Beda Kelas, Garuda Pertiwi Dihajar Belanda 0-15
Pertandingan berakhir, Indonesia sama sekali tak bisa menembus pertahanan Belanda. Garuda Pertiwi harus mengakui keunggulan Belanda 15-0.
PORTALMEDIA.ID, BELANDA -- Timnas Wanita Indonesia harus mengakui keunggulan dari Timnas Wanita Belanda dalam pertandingan persahabatan pada Sabtu (26/10) dini hari WIB. Duel di Stadion De Vijverberg, Doetinchem, Belanda itu berakhir dengan skor 15-0
Leeuwinnen, julukan Belanda, menunjukkan kelasnya di laga ini. Mereka mampu menjalankan strategi Andries Jonker dengan apik. Romee Leuchter dkk begitu agresif mengeksploitasi pertahanan Indonesia.
Sedangkan, Garuda Pertiwi sebenarnya tampil cukup compact di barisan pertahanan sendiri.
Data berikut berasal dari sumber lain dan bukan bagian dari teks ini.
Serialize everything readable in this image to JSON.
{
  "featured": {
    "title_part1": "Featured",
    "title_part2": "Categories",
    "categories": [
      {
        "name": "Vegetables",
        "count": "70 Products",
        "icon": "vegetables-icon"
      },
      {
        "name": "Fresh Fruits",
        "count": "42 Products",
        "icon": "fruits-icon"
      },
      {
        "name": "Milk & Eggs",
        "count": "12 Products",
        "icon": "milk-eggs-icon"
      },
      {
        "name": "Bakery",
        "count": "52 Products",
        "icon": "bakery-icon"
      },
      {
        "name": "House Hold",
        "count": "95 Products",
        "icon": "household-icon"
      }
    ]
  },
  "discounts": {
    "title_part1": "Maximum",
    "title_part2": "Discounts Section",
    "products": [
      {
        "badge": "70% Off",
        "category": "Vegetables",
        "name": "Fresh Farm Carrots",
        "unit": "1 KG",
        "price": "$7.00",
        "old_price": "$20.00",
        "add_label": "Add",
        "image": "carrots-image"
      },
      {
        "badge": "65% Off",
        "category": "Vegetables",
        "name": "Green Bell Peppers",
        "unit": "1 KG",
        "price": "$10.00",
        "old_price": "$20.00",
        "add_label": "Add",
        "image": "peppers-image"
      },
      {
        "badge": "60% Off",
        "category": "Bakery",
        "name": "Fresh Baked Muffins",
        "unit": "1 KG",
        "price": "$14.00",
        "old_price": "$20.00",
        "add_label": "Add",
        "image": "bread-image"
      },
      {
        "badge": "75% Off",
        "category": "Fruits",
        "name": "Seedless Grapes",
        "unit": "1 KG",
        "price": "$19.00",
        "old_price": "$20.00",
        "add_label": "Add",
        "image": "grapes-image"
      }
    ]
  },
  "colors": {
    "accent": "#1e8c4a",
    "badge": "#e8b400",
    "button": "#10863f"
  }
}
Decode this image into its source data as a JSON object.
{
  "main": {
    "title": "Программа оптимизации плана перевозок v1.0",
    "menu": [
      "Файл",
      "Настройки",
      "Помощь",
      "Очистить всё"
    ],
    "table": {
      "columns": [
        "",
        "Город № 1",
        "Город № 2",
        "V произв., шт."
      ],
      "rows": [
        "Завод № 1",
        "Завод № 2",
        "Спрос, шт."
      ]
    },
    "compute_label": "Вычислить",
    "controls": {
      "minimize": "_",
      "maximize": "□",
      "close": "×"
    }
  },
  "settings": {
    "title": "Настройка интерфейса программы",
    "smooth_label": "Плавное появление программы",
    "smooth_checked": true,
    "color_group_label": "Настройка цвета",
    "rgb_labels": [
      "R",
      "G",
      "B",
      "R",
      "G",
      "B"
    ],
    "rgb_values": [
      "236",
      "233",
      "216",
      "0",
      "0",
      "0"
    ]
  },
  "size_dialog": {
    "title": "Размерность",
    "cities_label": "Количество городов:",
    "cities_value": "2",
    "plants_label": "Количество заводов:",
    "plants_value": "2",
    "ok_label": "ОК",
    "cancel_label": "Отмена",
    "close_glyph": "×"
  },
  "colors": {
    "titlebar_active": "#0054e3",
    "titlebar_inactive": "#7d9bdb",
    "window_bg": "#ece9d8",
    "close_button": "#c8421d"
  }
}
Namun, beberapa kesalahan individual membuat mereka harus memungut bola dari gawangnya sendiri.
Baca Juga : Calon Pelatih Timnas Indonesia Mengerucut 2 Nama
Belanda yang turun dengan beberapa bintangnya seperti Brugts hingga Roord langsung menusuk pertahanan Indonesia di menit awal. Di tengah suhu Doentinchem yang berkisar 13 derajat celcius, Garuda Pertiwi langsung panas dengan serangan itu. Untungnya, barisan pertahanan yang dipimpin Shafira lebih tenang jika dibanding laga kontra ADO Den Haag.
Dalam duel ini, Satoru Mochizuki memasang formasi 4-4-2 saat memegang bola dan sewaktu-waktu berubah menjadi 5-4-1 saat diserang. Garis pertahanan Indonesia cukup rendah di awal babak pertama ini. Sedangkan Belanda bermain begitu dinamis, pasukan Andries Jonker mampu memanfaatkan lebarnya lapangan dengan apik.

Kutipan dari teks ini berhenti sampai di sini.